Eventually we reached the end of Middleham Low Moor. We continued in the same direction, climbing almost imperceptibly all the time, with Penhill gradually seeming to get closer to us. We followed tracks and paths, and then a long tarmac lane leading towards Penhill farm [8]. We stopped to inspect a building marked ‘Rubbing house’ on the map – we assumed it was where the horses were ‘rubbed down’ (there was another gallop adjacent to the building). There had been a sign on the side of the building, but it had been taken down – from the part of it we found inside, we could tell that whatever the building was used for, it dated to the 19th century. At Penhill farm, we turned left and followed a minor road quite steeply uphill. Where it started to level out, we turned right into a field, with Penhill now looming ahead just a short distance away.

[7] The racehorce gallops on Middleham Low Moor, with Penhill in the distance

[8] Looking towards Penhill from the drive to Penhill farm

We stopped for lunch by an old wall in the middle of the field. Suitably refreshed, we then girded our loins (whatever that means!) and set off for the summit of Penhill. The path rose gradually across three or four narrow grassy pastures, before a last steep climb of two or three hundred feet brought us to the massive summit cairn. The extensive views over Wensleydale [9], and back the way we’d come from Middleham [10], certainly made the effort of the climb well worth it. Having rested awhile to get our breath back, we set off again, following the edge of the hill westwards with an almost vertical drop on our right. After about half a mile, we took a ‘groove’ in the heather going downhill on the right, which soon joined an old miner’s path heading downhill into Wensleydale. This path through the rough moorland on the side of Penhill was delightful, so well graded that it made the descent almost painless on my doddery old knees. Having reached the intake wall and crossed a couple of rough grass fields, we reached a broad track between walls, and turned left to continue our westerly progression through Wensleydale.
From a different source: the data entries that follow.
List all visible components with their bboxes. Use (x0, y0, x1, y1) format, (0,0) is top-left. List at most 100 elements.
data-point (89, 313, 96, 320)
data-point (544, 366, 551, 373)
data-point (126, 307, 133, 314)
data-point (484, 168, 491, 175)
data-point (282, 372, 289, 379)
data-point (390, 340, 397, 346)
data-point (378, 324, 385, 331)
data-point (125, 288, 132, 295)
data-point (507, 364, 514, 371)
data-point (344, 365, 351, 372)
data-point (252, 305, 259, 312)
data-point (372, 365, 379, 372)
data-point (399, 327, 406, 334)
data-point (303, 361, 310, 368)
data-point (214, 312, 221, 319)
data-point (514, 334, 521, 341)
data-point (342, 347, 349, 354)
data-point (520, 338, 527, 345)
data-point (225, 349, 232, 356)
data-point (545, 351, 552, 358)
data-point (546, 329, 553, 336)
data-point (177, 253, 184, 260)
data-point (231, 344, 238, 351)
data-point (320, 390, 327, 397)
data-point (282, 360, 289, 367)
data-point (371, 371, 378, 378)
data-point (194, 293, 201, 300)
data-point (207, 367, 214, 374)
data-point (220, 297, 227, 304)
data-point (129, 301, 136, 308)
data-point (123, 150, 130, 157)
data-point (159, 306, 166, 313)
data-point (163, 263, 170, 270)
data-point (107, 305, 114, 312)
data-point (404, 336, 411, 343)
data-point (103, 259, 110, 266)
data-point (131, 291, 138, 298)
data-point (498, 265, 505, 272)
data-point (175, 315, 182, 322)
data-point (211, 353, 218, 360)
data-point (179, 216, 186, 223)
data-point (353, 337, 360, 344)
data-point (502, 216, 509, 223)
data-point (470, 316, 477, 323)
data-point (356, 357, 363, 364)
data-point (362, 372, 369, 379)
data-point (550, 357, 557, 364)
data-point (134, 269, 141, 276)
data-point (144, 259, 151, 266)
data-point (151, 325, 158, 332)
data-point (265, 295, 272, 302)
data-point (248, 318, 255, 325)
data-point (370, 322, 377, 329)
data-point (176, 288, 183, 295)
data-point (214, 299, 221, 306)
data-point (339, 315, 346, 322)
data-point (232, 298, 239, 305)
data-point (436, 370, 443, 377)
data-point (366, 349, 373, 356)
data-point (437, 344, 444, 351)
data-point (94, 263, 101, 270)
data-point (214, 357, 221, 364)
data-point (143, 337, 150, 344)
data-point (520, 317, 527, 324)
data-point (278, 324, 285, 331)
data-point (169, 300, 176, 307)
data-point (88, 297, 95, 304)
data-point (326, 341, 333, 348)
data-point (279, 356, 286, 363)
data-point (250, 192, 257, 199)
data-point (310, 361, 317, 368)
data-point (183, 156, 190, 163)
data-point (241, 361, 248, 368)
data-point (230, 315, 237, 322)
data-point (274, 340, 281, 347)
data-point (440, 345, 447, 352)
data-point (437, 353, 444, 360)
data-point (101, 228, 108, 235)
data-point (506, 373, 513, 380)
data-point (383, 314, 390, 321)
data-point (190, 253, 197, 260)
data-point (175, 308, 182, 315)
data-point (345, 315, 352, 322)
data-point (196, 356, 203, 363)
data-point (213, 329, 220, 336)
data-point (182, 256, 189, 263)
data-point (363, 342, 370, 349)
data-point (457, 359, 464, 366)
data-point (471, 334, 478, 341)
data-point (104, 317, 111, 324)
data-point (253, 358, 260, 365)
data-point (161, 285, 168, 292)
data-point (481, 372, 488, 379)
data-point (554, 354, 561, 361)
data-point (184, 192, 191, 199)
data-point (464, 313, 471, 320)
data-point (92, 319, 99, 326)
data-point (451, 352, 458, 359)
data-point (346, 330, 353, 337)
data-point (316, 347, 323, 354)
[9] View over Wensleydale from Penhill

[10] View from Penhill back towards Middleham

After half a mile or so, we left the track and took another descending track on the right, before turning left and following a path that went between two small wooded areas and into another field, where we paused to examine the remains of a Knights Templar Preceptory [11]. Only the lowest part of the wall of the chapel remain, along with one or two stone sarcophagi, of this building which was erected about 1200 and handed over to the Knights Hospitaller in 1312 when the Templars were suppressed. Our path then continued through more stone-lined fields where sheep grazed, until we emerged on a road. We turned left and followed the road until it took us over a bridge over Walden Beck. A fingerpost then indicated a footpath leading across fields. We could soon hear the river Ure, and then could see it as it tumbled over Aysgarth Lower Falls [12]. Our path continued westward along the south bank of the river – it had been a long hot day, and I found the gentle undulations somewhat annoying now. We walked through the churchyard of Aysgarth church to reach a road, which we followed downhill to cross the river, and then a short path led us to the National Trust Car Park, where our minibus was ready to take us back to Sedbergh.
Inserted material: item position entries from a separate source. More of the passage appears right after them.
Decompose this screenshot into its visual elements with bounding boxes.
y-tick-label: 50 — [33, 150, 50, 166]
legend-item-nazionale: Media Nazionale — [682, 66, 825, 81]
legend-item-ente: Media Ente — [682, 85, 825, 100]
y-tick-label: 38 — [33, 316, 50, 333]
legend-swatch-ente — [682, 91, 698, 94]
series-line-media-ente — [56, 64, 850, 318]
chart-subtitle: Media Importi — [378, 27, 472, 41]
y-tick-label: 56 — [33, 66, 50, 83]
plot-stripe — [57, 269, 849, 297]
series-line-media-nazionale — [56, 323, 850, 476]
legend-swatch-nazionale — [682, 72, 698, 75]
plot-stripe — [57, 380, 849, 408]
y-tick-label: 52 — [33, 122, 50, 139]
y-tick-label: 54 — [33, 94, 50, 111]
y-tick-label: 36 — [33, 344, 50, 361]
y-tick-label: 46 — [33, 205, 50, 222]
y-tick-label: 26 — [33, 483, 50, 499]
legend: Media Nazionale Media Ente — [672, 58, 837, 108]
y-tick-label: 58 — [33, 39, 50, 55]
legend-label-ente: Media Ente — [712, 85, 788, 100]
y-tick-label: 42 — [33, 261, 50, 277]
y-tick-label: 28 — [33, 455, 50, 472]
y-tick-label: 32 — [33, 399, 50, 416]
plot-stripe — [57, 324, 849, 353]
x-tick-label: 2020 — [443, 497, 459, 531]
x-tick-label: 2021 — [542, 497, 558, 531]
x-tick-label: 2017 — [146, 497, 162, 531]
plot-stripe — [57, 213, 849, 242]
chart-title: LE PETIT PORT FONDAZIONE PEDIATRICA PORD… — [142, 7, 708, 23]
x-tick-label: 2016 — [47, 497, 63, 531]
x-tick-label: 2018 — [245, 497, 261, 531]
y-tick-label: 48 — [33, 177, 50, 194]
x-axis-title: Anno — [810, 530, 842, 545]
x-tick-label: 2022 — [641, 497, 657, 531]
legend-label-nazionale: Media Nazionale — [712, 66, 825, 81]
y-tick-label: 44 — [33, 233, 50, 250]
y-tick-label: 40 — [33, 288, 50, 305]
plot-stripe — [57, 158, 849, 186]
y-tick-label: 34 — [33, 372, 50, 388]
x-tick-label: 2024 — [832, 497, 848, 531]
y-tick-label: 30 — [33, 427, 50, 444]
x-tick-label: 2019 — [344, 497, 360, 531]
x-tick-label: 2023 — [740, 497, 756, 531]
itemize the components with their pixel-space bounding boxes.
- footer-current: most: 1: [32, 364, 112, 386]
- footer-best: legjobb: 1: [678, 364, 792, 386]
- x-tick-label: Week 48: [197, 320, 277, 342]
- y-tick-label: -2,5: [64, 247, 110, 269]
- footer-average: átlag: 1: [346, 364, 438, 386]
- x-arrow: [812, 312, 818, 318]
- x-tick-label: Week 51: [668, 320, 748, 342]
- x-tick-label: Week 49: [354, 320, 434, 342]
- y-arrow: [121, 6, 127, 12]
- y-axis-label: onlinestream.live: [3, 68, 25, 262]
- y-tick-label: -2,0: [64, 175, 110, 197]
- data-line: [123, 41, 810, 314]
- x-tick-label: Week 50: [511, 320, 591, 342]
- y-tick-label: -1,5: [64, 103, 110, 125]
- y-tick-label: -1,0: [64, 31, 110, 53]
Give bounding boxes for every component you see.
[11] Remains of the Knights Templar Preceptory

[12] Aysgarth Lower Falls

This was a really nice walk, the fields at the start and end of the walk contrasting with the moorland around Penhill in the middle of the walk. Middleham Castle and the remains of the Templar Preceptory added a historic interest, too. Most of the climbing was very gradual, and the views from Penhill were well worth the effort involved in the final steep pull to the top. It was a very warm day, but fortunately there was generally a cooling breeze to take the edge off temperatures that had been forecast at 26-27C. Unfortunately I had a very slight headache all day, due to a poor night’s sleep and the heat, which rather marred my enjoyment of the day – I was very worried that I could develop one of the mild type of Migraine I very occasionally get. But I managed to close my eyes and sleep a little on the journey back to Sedbergh, and felt fine afterwards, so I’d been worrying about nothing.